И за два дня до Покрова, ночью, выпал первый — на несколько часов — снег. Земля встретила утро зимою, багряной зарей. Но вместе со снегом пришло тепло, и день посерел, как старуха, был ветрен, бездомен; вернулась осень. В этот день перед Покровом на Черных Речках у речки топили бани. На рассвете девки, босиком по снегу, с подоткнутыми подолами таскали воду, топили весь день курные печи. В избах старшие разводили золу, собирали рубашки, и к сумеркам семьями пошли париться — старики, мужики, деверья, сыновья, ребята, матери, жены, снохи, девки, дети. В банях не было труб, в дыму, в паре, в красных печных отсветах, в тесноте толкались белые человеческие тела, мужские и женские, мылись одним и тем же щелоком, спины тер всем большак, и окупываться бегали все на реку, в сырой вечерней изморози, в холодном ветре.

И Алешка Князьков в этот день на рассвете ходил к Николе, к Егорке-кривому — знахарю. Лес на рассвете был безмолвен, туманен, страшен, и колдун Егорка нашептывал страшно: «В бане, в бане, говорю, в бане!..» Вечер пришел сырой и холодный, ветер свистел на все лады и переборы. Вечером Алешка караулил у Кононовой-Гнедых бани. Выскочила очумевшая молодая, нагишом, с распущенными косами, бросилась к реке и оттуда побежала на гору к избе, белое тело ее растворилось во мраке. Выходил два раза старик, кряхтя окупывался в речке и вновь уходил париться. Мать под мышками таскала на реку ребятишек.
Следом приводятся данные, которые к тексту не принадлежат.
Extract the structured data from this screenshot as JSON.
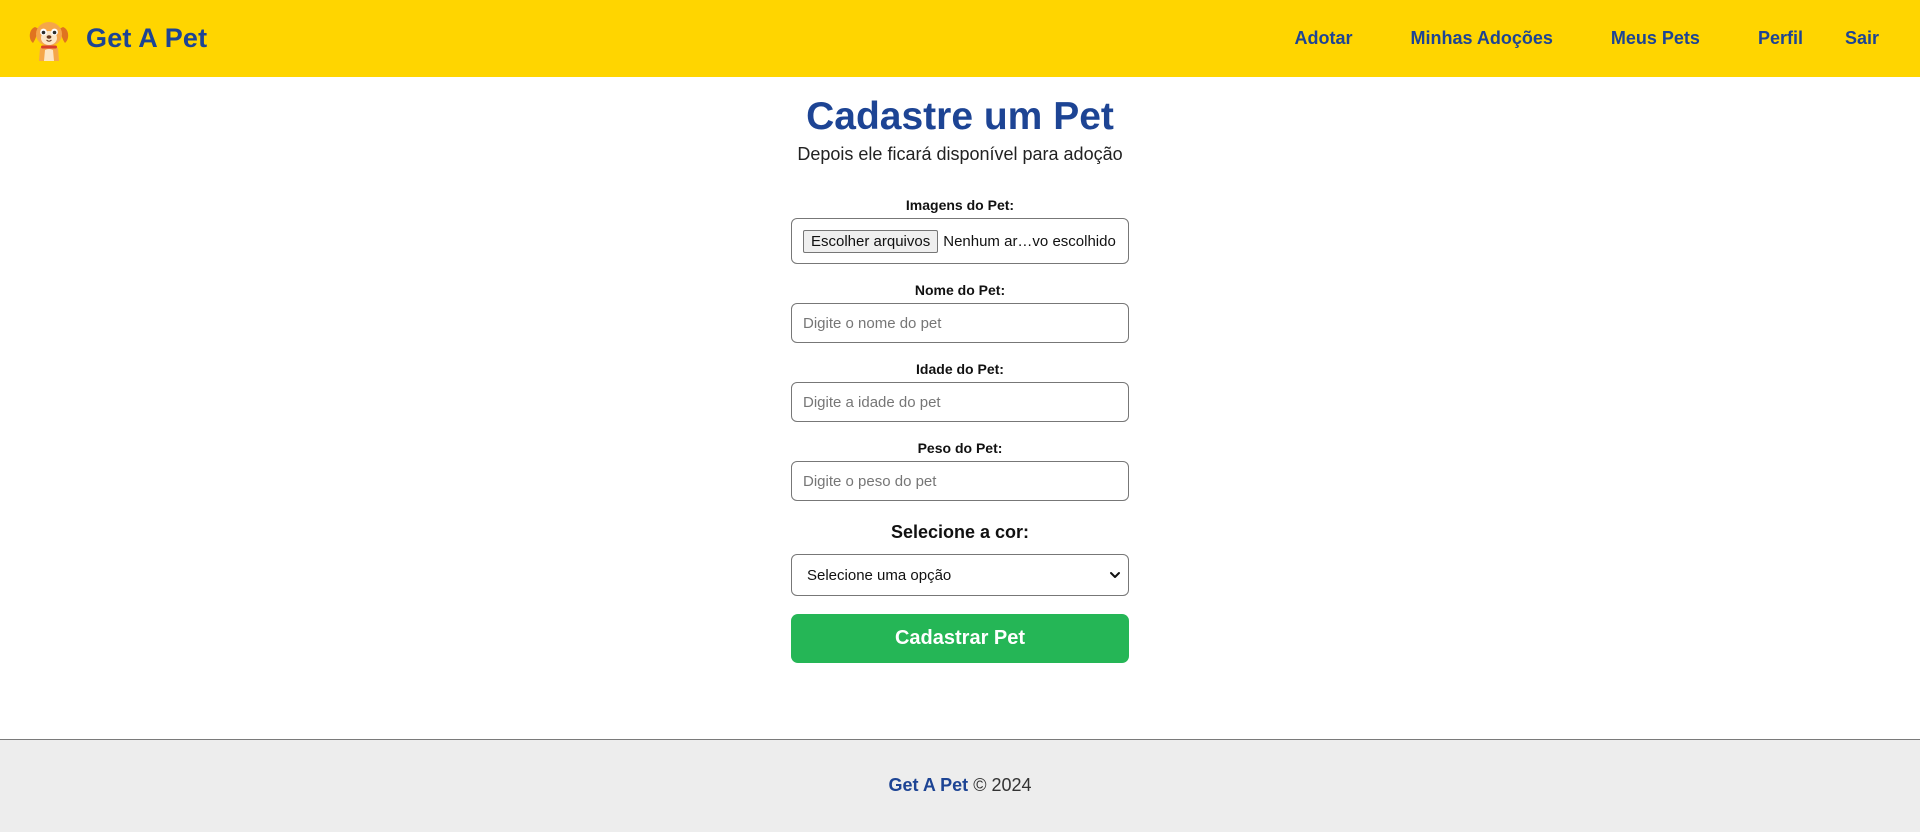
{
  "navbar": {
    "brand_name": "Get A Pet",
    "logo_icon": "dog-logo-icon",
    "links": [
      {
        "label": "Adotar"
      },
      {
        "label": "Minhas Adoções"
      },
      {
        "label": "Meus Pets"
      },
      {
        "label": "Perfil"
      },
      {
        "label": "Sair"
      }
    ]
  },
  "main": {
    "title": "Cadastre um Pet",
    "subtitle": "Depois ele ficará disponível para adoção"
  },
  "form": {
    "images": {
      "label": "Imagens do Pet:",
      "button_label": "Escolher arquivos",
      "status": "Nenhum ar…vo escolhido"
    },
    "name": {
      "label": "Nome do Pet:",
      "value": "",
      "placeholder": "Digite o nome do pet"
    },
    "age": {
      "label": "Idade do Pet:",
      "value": "",
      "placeholder": "Digite a idade do pet"
    },
    "weight": {
      "label": "Peso do Pet:",
      "value": "",
      "placeholder": "Digite o peso do pet"
    },
    "color": {
      "label": "Selecione a cor:",
      "selected": "Selecione uma opção",
      "icon": "chevron-down-icon"
    },
    "submit_label": "Cadastrar Pet"
  },
  "footer": {
    "brand": "Get A Pet",
    "copyright": "© 2024"
  },
  "colors": {
    "navbar_bg": "#ffd500",
    "brand_blue": "#1d4494",
    "submit_green": "#25b656",
    "footer_bg": "#ededed"
  }
}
Ульянка в бане задержалась одна, убирала баню. Алексей пробрался в сенце и зашептал, в великом страхе, нашептанное Егором:

— Стану я, Лексей, на запад хребтом, на восток лицом, позрю, посмотрю,— со ясна неба летит огнева стрела. Той стреле помолюсь, той стреле покорюсь, вопрошу ее: — Куда послана, огнева стрела? — «Во темны леса, во зыбучи болота, во сыро корье».— Гой еси ты, огнева стрела! полетай ты куда я пошлю: полетай ты ко Ульяне, ко Кононовой, ударь ее в ретиво сердце, в черну печень, во горячу кровь, в станову жилу, во сахарны уста, чтобы она тосковала, горевала обо мне при солнце, при утренней заре, при младом месяце, при ветре-холоде, на убылых днях и на прибылых днях, чтобы она целовала меня, Лексея Семенова, обнимала, блуд со мной творила! Мои слова полны и наговорны, как велико море-окиян, крепки и лепки, крепчая и лепчая клею-карлюкю, твержая и плотняя булату и камню. Во веки веков. Аминь.

Ульянка подтирала пол, проворила, играли легко мышцы на крепком ее крестце. Вдруг ударило угаром в голову,— заговор ли отуманил? — отворила дверь, прислонилась к косяку истомно и покорно, дышала холодным воздухом, улыбнулась слабо, потянулась,— сладко шумело в ушах, обдувал отдохновенный холодный ветер. С горы крикнула мать;

— Ульянкя-а! Скореи-ча! Коров доить!

— Си-ча-ас! — заспешила, хлопнула раза три тряпкой по полу, плеснула в угли, накинула рубашку и, поднимаясь на гору, запела озорно:

Не пойду в Озерки замуж,

Не буду срамица-а!

Не поеду борновать —

Не буду пылица-а!..

В темном хлеве под навесом тепло пахло пометом и потом коровьим. Корова стояла покорно. Ульянка подсела на корточках, жикало в подойник молоко, соски у коровы были мягки, корова вздохнула глубоко...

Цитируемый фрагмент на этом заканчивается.